Now, as many of these systems celebrate their 40th, 50th and even 60th birthdays in some of the wettest weather in recent memory, they are all failing. It’s not anyone’s fault because these systems have done exactly what they were designed to do: serve a growing population for a half a century.

The same right-of-ways and road corridors that hold our sewer lines hold our beautiful street trees that put down roots in and around terra-cotta pipes. Our naturally- acidic soil corrodes galvanized pipes over time and even one of the greatest invention of our time, PVC, is not immune to stress, overwork and accidents. As cracks appear, groundwater pours into the system and is pumped to our treatment plant. We are treating millions of gallons of clean water every year consuming unnecessary power and placing unnecessary demand on our treatment facility. On the surface, hundreds of broken cleanout valves hit by generations of cars and lawnmowers accept rainwater and runoff into the system doing the same thing.

Fortunately, thanks to an incredible amount of foresight by staff and partners past and present, the City of Pembroke has kept up with grant cycles and gradually replaced much of its sewer system as it reached the end of its lifespan. There are lists of Community Development Block Grant awards documenting millions of dollars invested by the federal, state and local government. There are boxes of documents showing where hundreds of thousands of SPLOST dollars have been invested in stormwater and sewer infrastructure.
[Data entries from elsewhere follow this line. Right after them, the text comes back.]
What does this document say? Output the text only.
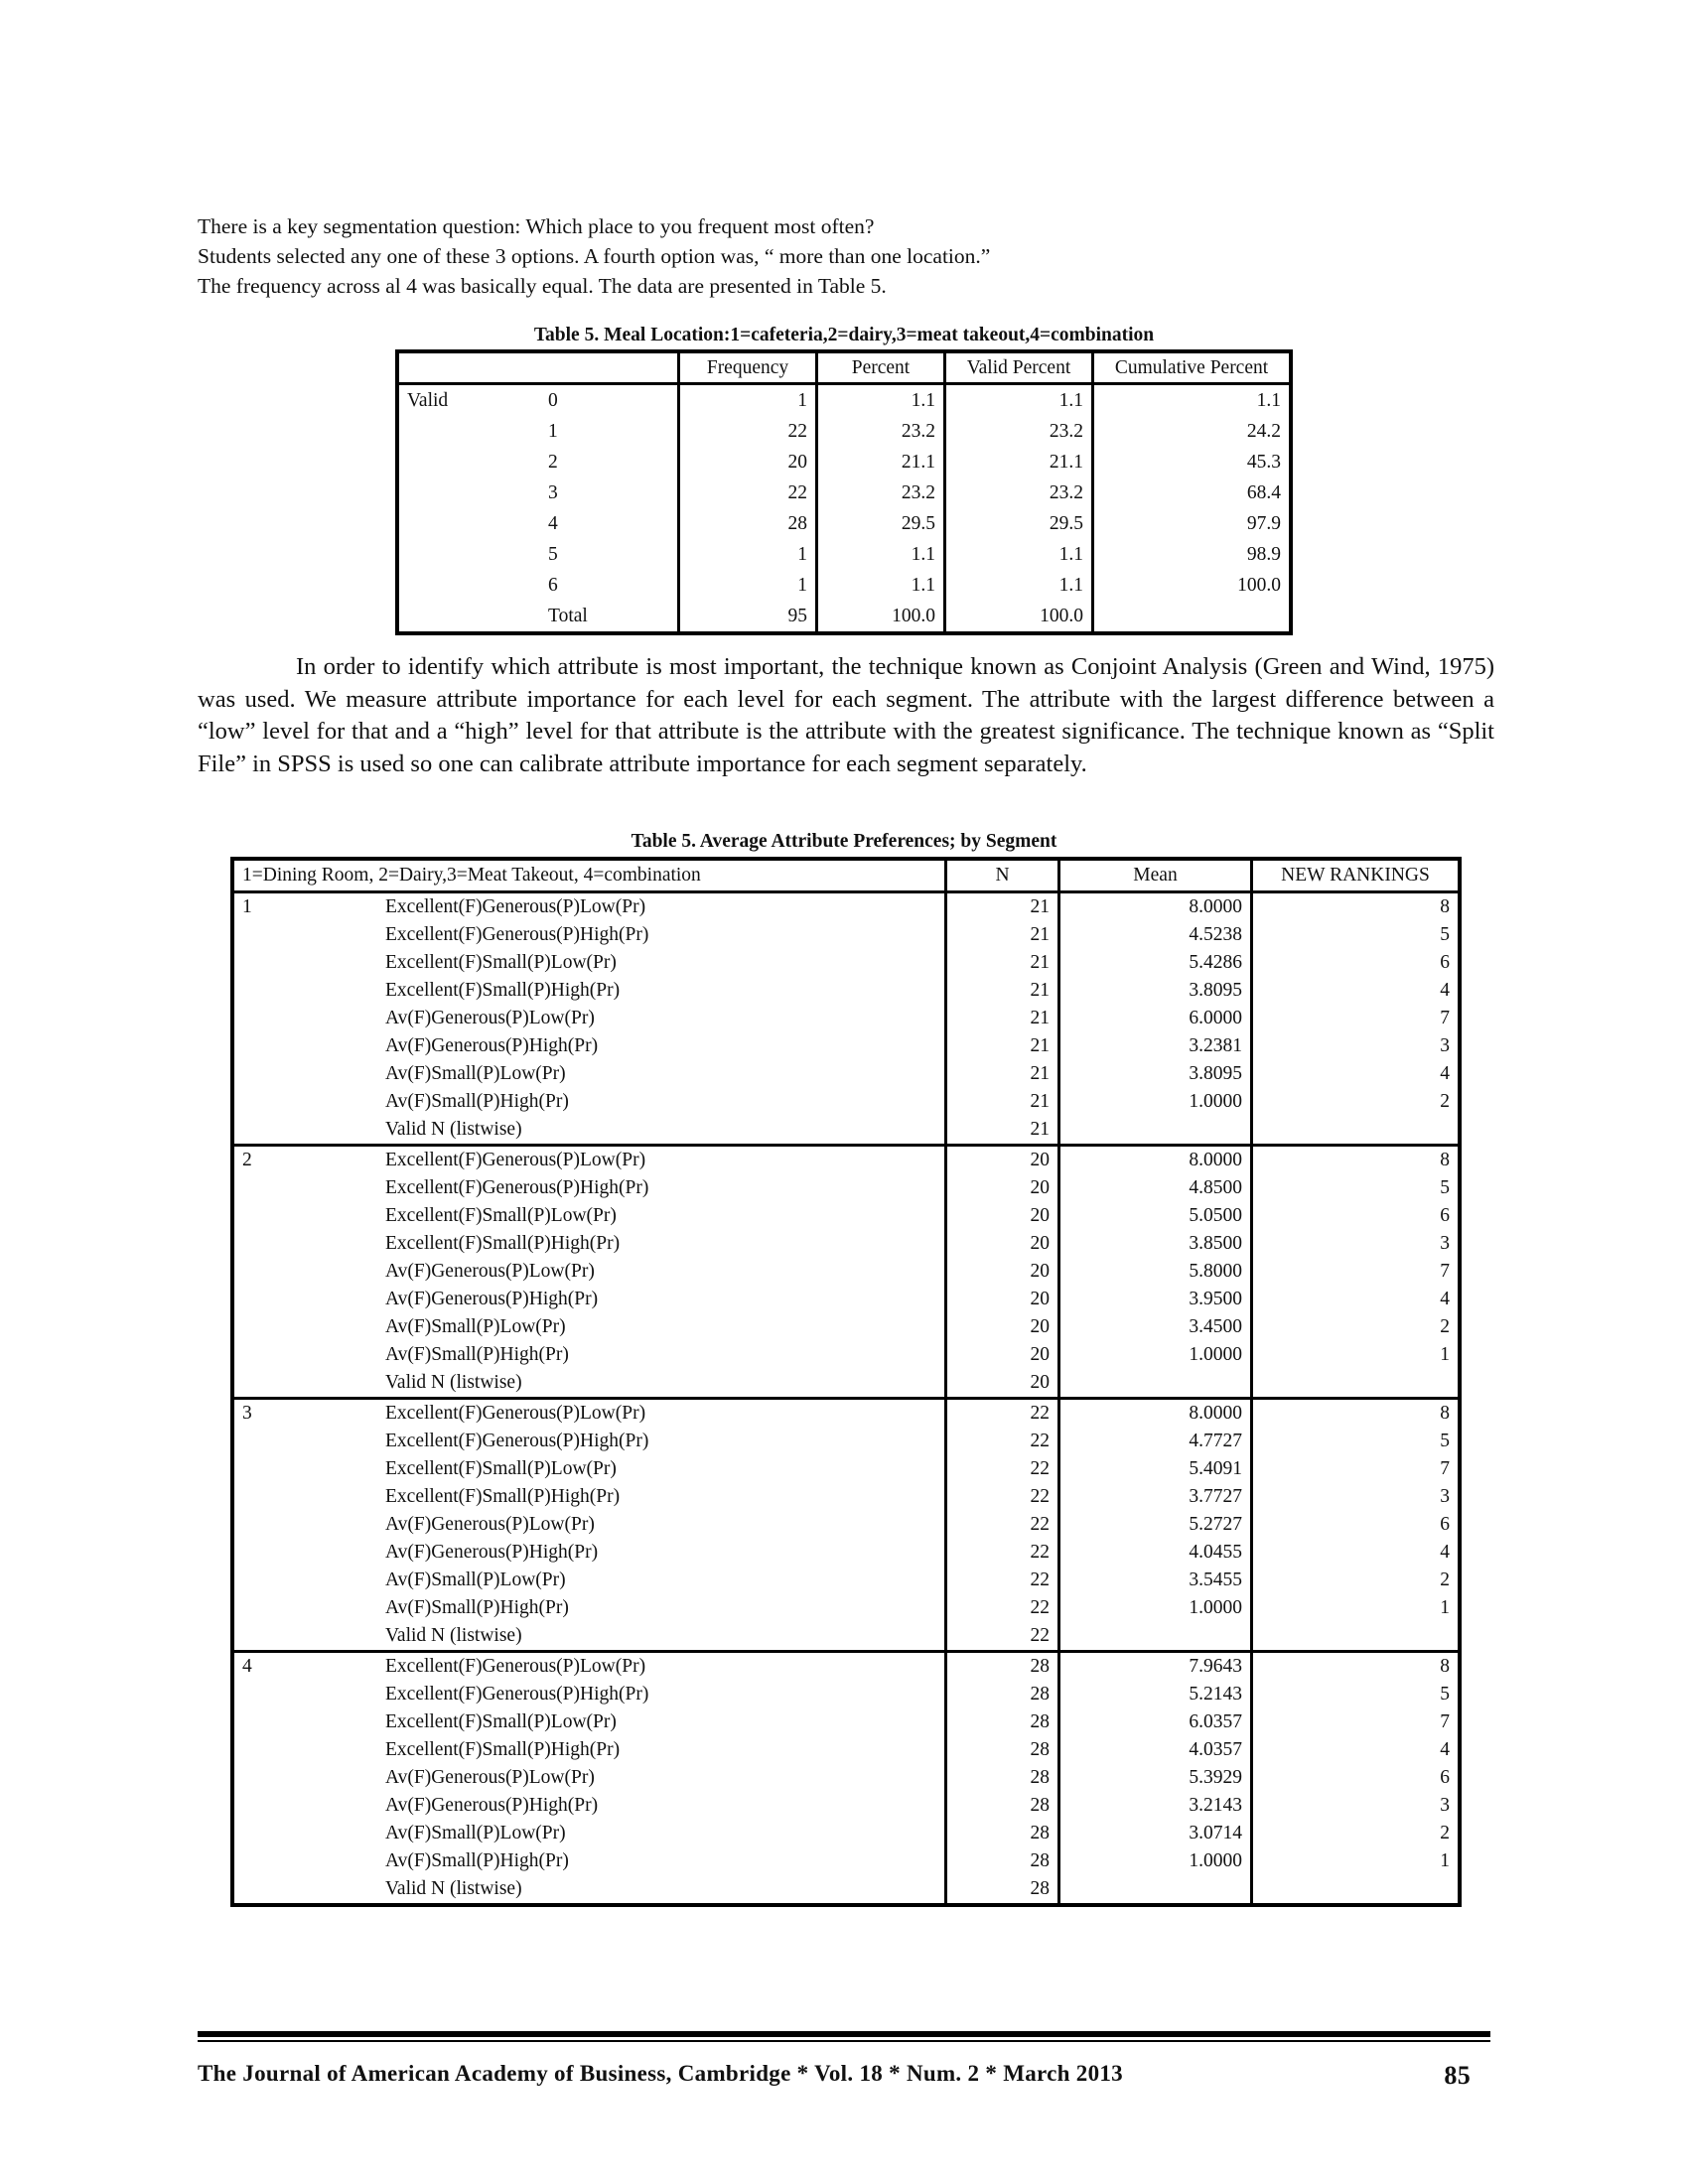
There is a key segmentation question: Which place to you frequent most often?
Students selected any one of these 3 options. A fourth option was, “ more than one location.”
The frequency across al 4 was basically equal. The data are presented in Table 5.
Table 5. Meal Location:1=cafeteria,2=dairy,3=meat takeout,4=combination
		Frequency	Percent	Valid Percent	Cumulative Percent
Valid	0	1	1.1	1.1	1.1
	1	22	23.2	23.2	24.2
	2	20	21.1	21.1	45.3
	3	22	23.2	23.2	68.4
	4	28	29.5	29.5	97.9
	5	1	1.1	1.1	98.9
	6	1	1.1	1.1	100.0
	Total	95	100.0	100.0	
In order to identify which attribute is most important, the technique known as Conjoint Analysis (Green and Wind, 1975) was used. We measure attribute importance for each level for each segment. The attribute with the largest difference between a “low” level for that and a “high” level for that attribute is the attribute with the greatest significance. The technique known as “Split File” in SPSS is used so one can calibrate attribute importance for each segment separately.
Table 5. Average Attribute Preferences; by Segment
1=Dining Room, 2=Dairy,3=Meat Takeout, 4=combination		N	Mean	NEW RANKINGS
1	Excellent(F)Generous(P)Low(Pr)	21	8.0000	8
	Excellent(F)Generous(P)High(Pr)	21	4.5238	5
	Excellent(F)Small(P)Low(Pr)	21	5.4286	6
	Excellent(F)Small(P)High(Pr)	21	3.8095	4
	Av(F)Generous(P)Low(Pr)	21	6.0000	7
	Av(F)Generous(P)High(Pr)	21	3.2381	3
	Av(F)Small(P)Low(Pr)	21	3.8095	4
	Av(F)Small(P)High(Pr)	21	1.0000	2
	Valid N (listwise)	21		
2	Excellent(F)Generous(P)Low(Pr)	20	8.0000	8
	Excellent(F)Generous(P)High(Pr)	20	4.8500	5
	Excellent(F)Small(P)Low(Pr)	20	5.0500	6
	Excellent(F)Small(P)High(Pr)	20	3.8500	3
	Av(F)Generous(P)Low(Pr)	20	5.8000	7
	Av(F)Generous(P)High(Pr)	20	3.9500	4
	Av(F)Small(P)Low(Pr)	20	3.4500	2
	Av(F)Small(P)High(Pr)	20	1.0000	1
	Valid N (listwise)	20		
3	Excellent(F)Generous(P)Low(Pr)	22	8.0000	8
	Excellent(F)Generous(P)High(Pr)	22	4.7727	5
	Excellent(F)Small(P)Low(Pr)	22	5.4091	7
	Excellent(F)Small(P)High(Pr)	22	3.7727	3
	Av(F)Generous(P)Low(Pr)	22	5.2727	6
	Av(F)Generous(P)High(Pr)	22	4.0455	4
	Av(F)Small(P)Low(Pr)	22	3.5455	2
	Av(F)Small(P)High(Pr)	22	1.0000	1
	Valid N (listwise)	22		
4	Excellent(F)Generous(P)Low(Pr)	28	7.9643	8
	Excellent(F)Generous(P)High(Pr)	28	5.2143	5
	Excellent(F)Small(P)Low(Pr)	28	6.0357	7
	Excellent(F)Small(P)High(Pr)	28	4.0357	4
	Av(F)Generous(P)Low(Pr)	28	5.3929	6
	Av(F)Generous(P)High(Pr)	28	3.2143	3
	Av(F)Small(P)Low(Pr)	28	3.0714	2
	Av(F)Small(P)High(Pr)	28	1.0000	1
	Valid N (listwise)	28		
The Journal of American Academy of Business, Cambridge * Vol. 18 * Num. 2 * March 2013	85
In fact, when I served on the last SPLOST committee and they wanted pictures of past projects I struggled to find SPLOST funded projects above ground to photograph!
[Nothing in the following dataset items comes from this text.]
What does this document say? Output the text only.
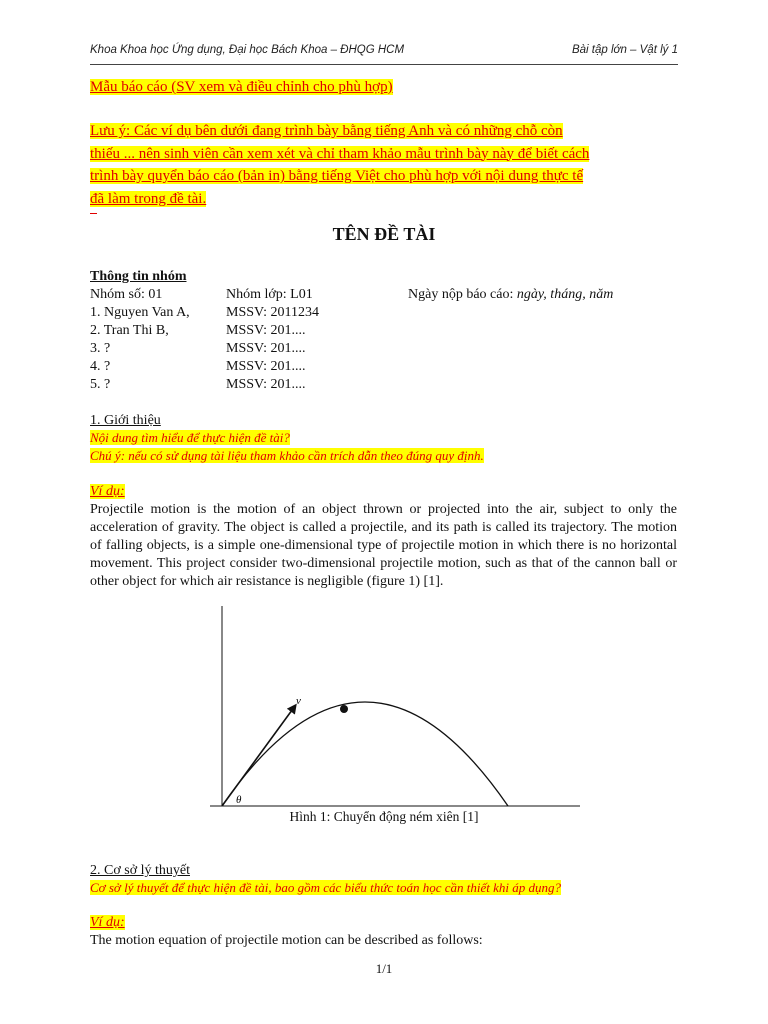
Khoa Khoa học Ứng dụng, Đại học Bách Khoa – ĐHQG HCM	Bài tập lớn – Vật lý 1
Mẫu báo cáo (SV xem và điều chỉnh cho phù hợp)
Lưu ý: Các ví dụ bên dưới đang trình bày bằng tiếng Anh và có những chỗ còn
thiếu ... nên sinh viên cần xem xét và chỉ tham khảo mẫu trình bày này để biết cách
trình bày quyển báo cáo (bản in) bằng tiếng Việt cho phù hợp với nội dung thực tế
đã làm trong đề tài.
TÊN ĐỀ TÀI
Thông tin nhóm
Nhóm số: 01	Nhóm lớp: L01	Ngày nộp báo cáo: ngày, tháng, năm
1. Nguyen Van A,	MSSV: 2011234
2. Tran Thi B,	MSSV: 201....
3. ?	MSSV: 201....
4. ?	MSSV: 201....
5. ?	MSSV: 201....
1. Giới thiệu
Nội dung tìm hiểu để thực hiện đề tài?
Chú ý: nếu có sử dụng tài liệu tham khảo cần trích dẫn theo đúng quy định.
Ví dụ:
Projectile motion is the motion of an object thrown or projected into the air, subject to only the acceleration of gravity. The object is called a projectile, and its path is called its trajectory. The motion of falling objects, is a simple one-dimensional type of projectile motion in which there is no horizontal movement. This project consider two-dimensional projectile motion, such as that of the cannon ball or other object for which air resistance is negligible (figure 1) [1].
v
θ
Hình 1: Chuyển động ném xiên [1]
2. Cơ sở lý thuyết
Cơ sở lý thuyết để thực hiện đề tài, bao gồm các biểu thức toán học cần thiết khi áp dụng?
Ví dụ:
The motion equation of projectile motion can be described as follows:
1/1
Many cities sadly do not enjoy such progress. The reasons vary from lack of staffing to write applications, lack of funds to match and even lack of local contractors to implement projects. There is a great day of reckoning coming and the environmental response will cost more than the repairs and preventative maintenance that could have been done.

The City of Pembroke is currently undergoing the process of applying for a Community Development Block Grant to repair, replace and rehabilitate sewer lines in two neighborhoods. West Burkhalter-Mikell- Butler Street and South Main-South College-East DuBois Streets (including F O Miller Village and Savage Creek Apartments). I’ve gathered surveys from most of these folks as documentation and am now collecting letters, work orders, EPD reports and other documentation of need. If awarded the $750,000, work will begin almost immediately. To everyone who has helped in this endeavor, you have my sincere thanks. Let’s pray together that funds are awarded, and you can receive the reliable utilities you deserve.

Finally, I want to thank the unsung heroes of Pembroke: the Water and Sewer Dept. Everybody wants to throw a picnic for a policeman (and they deserve every bit of it) but many look at the sewer dept. with upturned noses. These guys are what I call “field-engineers”. They may not know the trigonometry behind why something works but they know it does or does not. This does not mean however that their expertise is limited to shovels. With the dawning age of radio-read meters, tank monitors that send text messages and solar powered pumps, there is technology within the fence of our treatment plant that makes a police scanner look like an etch-a-sketch. Pembroke is extremely fortunate to have the people we have, many of whom could make thousands more in the rapidly growing private-public sector or in private development. So, thank you Keith Cook, Eddie Myers, Sam Stewart, DJ Driggers and Stephen Bacon from the bottom of my heart. You deserve this new system perhaps most of all.

Floyd is city administrator in Pembroke.